Not that Adrian Jack is an unfamiliar name to devotees of new music, having been responsible for several series of innovative and thought-provoking New MusICA concerts at the Institute of Contemporary Arts, and a regular contributor to The Independent and several music journals. Whether or not composition has been a continual pursuit, the string quartet medium has clearly exerted its grip in recent years. The Third Quartet dates from 1997, its successor from two years later, and, after a false start which yielded the single movement opening tonight's second half, a fifth has recently been completed.
In the context of Janácek's unashamedly autobiographical works, Jack's quartets were characterised by an inherent abstraction. Musical coherence is apparent at all levels, from consistency of texture to the motivic unity between movements and across the quartets themselves. The teasingly elusive quality of Quartet No. 3's opening movement, barely offset by the scherzo's rhythmic cross-play, only becomes explicit when the gradually cumulative finale turns full circle to its thematic origins.

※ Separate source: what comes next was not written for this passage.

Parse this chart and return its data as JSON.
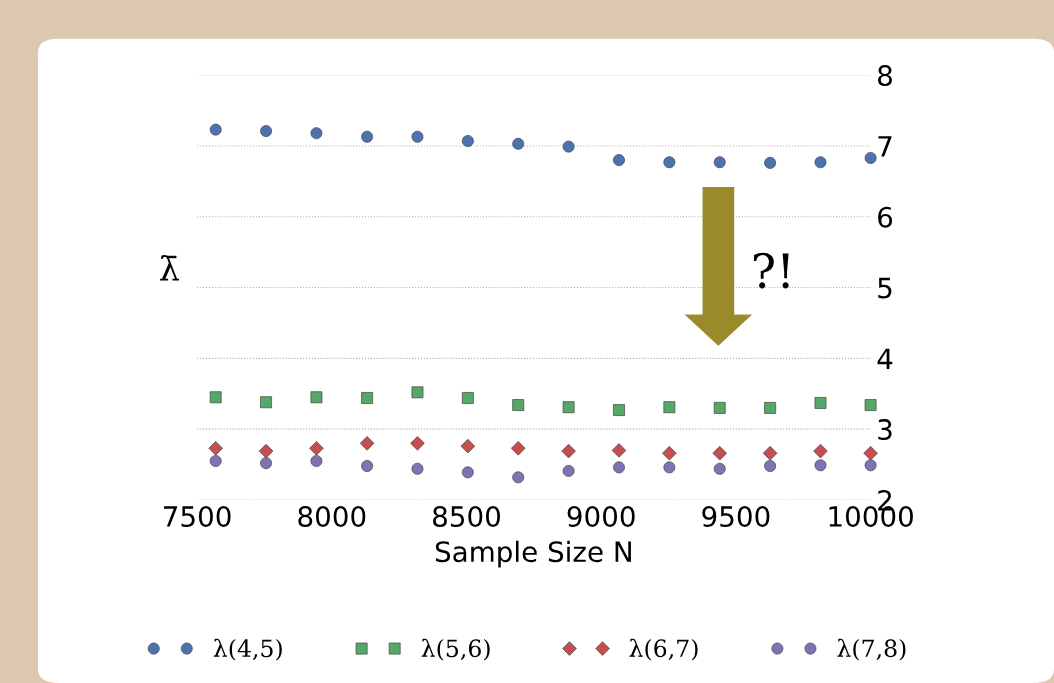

Quartet No. 4 is differently structured, progressing from a light, airy movement, through an often wistful intermezzo, to a finale which clinches the work as much by intensification of mood as by formal logic. 08.02.01 has demonstrably greater variety of ideas and dynamic profile: a satisfying entity in itself, as Jack discovered.
Not music with which the Arditti's are much associated these days - though some will remember their playing Gavin Bryars' First Quartet back in the early 1980s, which shares at least superficial similarities in demeanour - their committed restraint must surely have pleased the composer. If Janácek's tensile energy and emotional plangency would seem more in keeping with their 'core repertoire', this was not always the case in the Kreuzer Sonata, where only the lacerating final movement seemed to galvanise the players. Not so Intimate Letters, whose rapier-like attack and passionate abandon combined in a performance of towering intensity. The Arditti's should programme it again soon, perhaps with Jack's Fifth Quartet and a work likely outside their repertoire but relevant to so much of it - Smetana's Second Quartet.
As an ensemble, the Arditti's are perhaps playing better than ever. Their next London concert, at the Queen Elizabeth Hall on April 19, should be well worth catching.